Research
Safe Learning On Maximizing the Region of Attraction of Partially Unknown Systems
Recent advances in learning techniques have enabled the modelling of unknown dynamical systems directly from data. However, in many contexts, these learning-based methods are short of safety guarantee and strict stability verification. To address this issue, this work first approximates the partially unknown nonlinear systems by using a learned state space with Gaussian Processes and Chebyshev interpolants. A Sum-of-Squares Programming based approach is then proposed to synthesize a controller by searching an optimal control Lyapunov Barrier function. In this way, we maximize the estimated region of attraction of partially unknown nonlinear systems, while guaranteeing both safety and stability. It is shown that the proposed method improves the extrapolation performance, and at the same time, generates a significantly larger estimated region of attraction.
Multi-vehicle Autonomous Driving via Multi-agent Reinforcement Learning
Controlling multiple autonomous vehicles is quite challenging in a mixed traffic where it coexists with human-driven vehicles. In this work, we formulate the multiple autonomous vehicle driving problem as a multi-agent reinforcement learning problem, where the autonomous vehicles collaboratively learn a policy to adapt to human-driven vehicles, under interactions with other autonomous vehicles. A scalable learning algorithm is provided for time-varying interaction and communication. Parameter sharing and local rewards are exploited to foster inter-agent cooperation while achieving a desirable scalability. An action masking scheme is used to elevate learning efficiency by filtering out unsafe actions at each step. In addition, a novel priority-based safety supervisor is proposed to prevent collision and dramatically expedite the training process. In this way, a gym-like simulation environment is built with three different levels of traffic densities. We exploit curriculum learning to efficiently learn harder tasks from trained models under simpler settings. Comprehensive experimental results show the proposed framework consistently outperforms several state-of-theart benchmarks.

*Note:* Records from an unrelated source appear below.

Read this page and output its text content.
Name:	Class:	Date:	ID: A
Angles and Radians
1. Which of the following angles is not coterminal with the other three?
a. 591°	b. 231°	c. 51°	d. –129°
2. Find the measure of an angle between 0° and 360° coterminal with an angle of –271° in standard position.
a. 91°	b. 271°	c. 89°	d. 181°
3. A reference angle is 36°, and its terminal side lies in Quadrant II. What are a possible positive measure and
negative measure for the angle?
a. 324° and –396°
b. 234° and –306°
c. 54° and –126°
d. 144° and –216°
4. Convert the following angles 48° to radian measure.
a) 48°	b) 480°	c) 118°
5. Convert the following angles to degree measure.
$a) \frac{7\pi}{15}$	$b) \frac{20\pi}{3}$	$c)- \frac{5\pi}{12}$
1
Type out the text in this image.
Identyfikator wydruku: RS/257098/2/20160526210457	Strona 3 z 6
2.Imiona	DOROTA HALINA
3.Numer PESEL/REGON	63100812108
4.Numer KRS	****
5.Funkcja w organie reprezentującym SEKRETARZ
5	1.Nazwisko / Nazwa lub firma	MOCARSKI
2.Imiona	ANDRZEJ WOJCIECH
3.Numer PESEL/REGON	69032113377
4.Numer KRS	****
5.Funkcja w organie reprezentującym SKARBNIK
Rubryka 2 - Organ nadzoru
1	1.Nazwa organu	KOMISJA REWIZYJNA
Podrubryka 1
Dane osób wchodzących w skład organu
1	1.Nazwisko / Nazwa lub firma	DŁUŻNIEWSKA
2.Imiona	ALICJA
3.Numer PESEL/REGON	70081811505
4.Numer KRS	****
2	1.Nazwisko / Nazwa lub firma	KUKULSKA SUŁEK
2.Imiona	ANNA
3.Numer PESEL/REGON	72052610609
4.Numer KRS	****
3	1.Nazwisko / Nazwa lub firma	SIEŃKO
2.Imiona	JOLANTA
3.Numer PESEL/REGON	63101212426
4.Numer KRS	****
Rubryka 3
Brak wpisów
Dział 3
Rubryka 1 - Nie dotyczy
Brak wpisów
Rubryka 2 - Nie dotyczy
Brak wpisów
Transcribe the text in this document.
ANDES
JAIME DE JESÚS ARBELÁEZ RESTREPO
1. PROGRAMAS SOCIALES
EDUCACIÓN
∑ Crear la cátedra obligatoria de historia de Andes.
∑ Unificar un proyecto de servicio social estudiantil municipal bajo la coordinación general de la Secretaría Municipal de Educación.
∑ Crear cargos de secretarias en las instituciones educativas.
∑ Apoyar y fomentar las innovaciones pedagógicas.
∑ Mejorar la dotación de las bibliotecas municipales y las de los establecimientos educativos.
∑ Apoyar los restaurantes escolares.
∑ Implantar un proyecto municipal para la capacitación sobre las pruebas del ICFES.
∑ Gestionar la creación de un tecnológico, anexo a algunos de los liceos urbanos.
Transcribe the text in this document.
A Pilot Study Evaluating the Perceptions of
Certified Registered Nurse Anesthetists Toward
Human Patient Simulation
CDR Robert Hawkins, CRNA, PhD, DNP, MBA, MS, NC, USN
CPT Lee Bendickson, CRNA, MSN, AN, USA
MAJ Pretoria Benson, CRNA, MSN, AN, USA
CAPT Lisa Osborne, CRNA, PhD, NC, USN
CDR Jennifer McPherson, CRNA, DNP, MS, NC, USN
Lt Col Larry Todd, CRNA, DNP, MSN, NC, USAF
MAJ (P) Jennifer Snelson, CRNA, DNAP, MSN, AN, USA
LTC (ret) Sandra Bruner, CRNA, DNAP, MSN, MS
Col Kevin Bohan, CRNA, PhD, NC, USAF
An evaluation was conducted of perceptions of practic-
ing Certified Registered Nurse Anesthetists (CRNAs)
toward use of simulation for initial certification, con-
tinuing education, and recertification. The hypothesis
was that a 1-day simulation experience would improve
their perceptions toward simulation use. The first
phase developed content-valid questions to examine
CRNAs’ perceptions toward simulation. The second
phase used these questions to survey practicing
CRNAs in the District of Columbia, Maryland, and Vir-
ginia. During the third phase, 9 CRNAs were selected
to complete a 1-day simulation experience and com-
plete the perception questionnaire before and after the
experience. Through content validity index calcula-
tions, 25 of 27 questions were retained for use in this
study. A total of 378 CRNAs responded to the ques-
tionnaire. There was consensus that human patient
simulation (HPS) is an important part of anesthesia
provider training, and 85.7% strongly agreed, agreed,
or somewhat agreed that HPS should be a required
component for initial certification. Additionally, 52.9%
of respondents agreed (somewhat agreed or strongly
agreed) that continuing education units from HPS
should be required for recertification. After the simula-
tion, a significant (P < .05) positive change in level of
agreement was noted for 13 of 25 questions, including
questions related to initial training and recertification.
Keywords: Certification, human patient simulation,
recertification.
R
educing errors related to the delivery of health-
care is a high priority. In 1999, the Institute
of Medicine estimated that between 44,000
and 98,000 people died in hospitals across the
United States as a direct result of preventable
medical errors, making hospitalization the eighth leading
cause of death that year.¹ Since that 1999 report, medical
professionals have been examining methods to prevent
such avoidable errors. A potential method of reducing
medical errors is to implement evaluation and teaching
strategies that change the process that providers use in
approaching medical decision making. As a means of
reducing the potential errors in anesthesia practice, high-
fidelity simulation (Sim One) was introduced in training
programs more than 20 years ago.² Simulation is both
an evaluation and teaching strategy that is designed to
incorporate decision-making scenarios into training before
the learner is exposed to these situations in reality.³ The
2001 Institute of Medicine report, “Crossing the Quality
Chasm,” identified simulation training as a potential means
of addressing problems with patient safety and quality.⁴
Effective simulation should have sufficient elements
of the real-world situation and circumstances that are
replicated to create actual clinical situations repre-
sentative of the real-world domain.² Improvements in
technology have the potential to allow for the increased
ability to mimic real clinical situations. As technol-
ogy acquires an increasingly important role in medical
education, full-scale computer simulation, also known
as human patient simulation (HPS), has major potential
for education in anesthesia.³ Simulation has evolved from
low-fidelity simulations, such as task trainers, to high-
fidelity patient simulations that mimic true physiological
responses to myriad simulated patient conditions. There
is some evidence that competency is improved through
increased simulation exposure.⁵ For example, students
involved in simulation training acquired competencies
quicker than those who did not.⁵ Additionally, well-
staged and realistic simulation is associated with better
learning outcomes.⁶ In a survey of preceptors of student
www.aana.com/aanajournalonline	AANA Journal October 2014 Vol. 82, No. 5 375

Transient stability of Smart Grids with Renewable Energy Resources
This work is expected to use of an intelligent multi-agent system approach to investigate the effect of a sudden change in generator load and the impact of integrating renewable energy sources on the enhancement of the transient stability of smart power grids. In this proposed approach, an algorithm is developed through which intelligent agents properly coordinate a system’s protective relays using the critical clearing time information to avoid loss of synchronism. Several benchmark cases are studied to dynamically evaluate the on-line performance and effectiveness of the proposed approach. The simulation results show that the individual agents provide a powerful framework to successfully enhance the transient stability of the system for different fault locations under various generator load conditions and increasing penetration of wind power.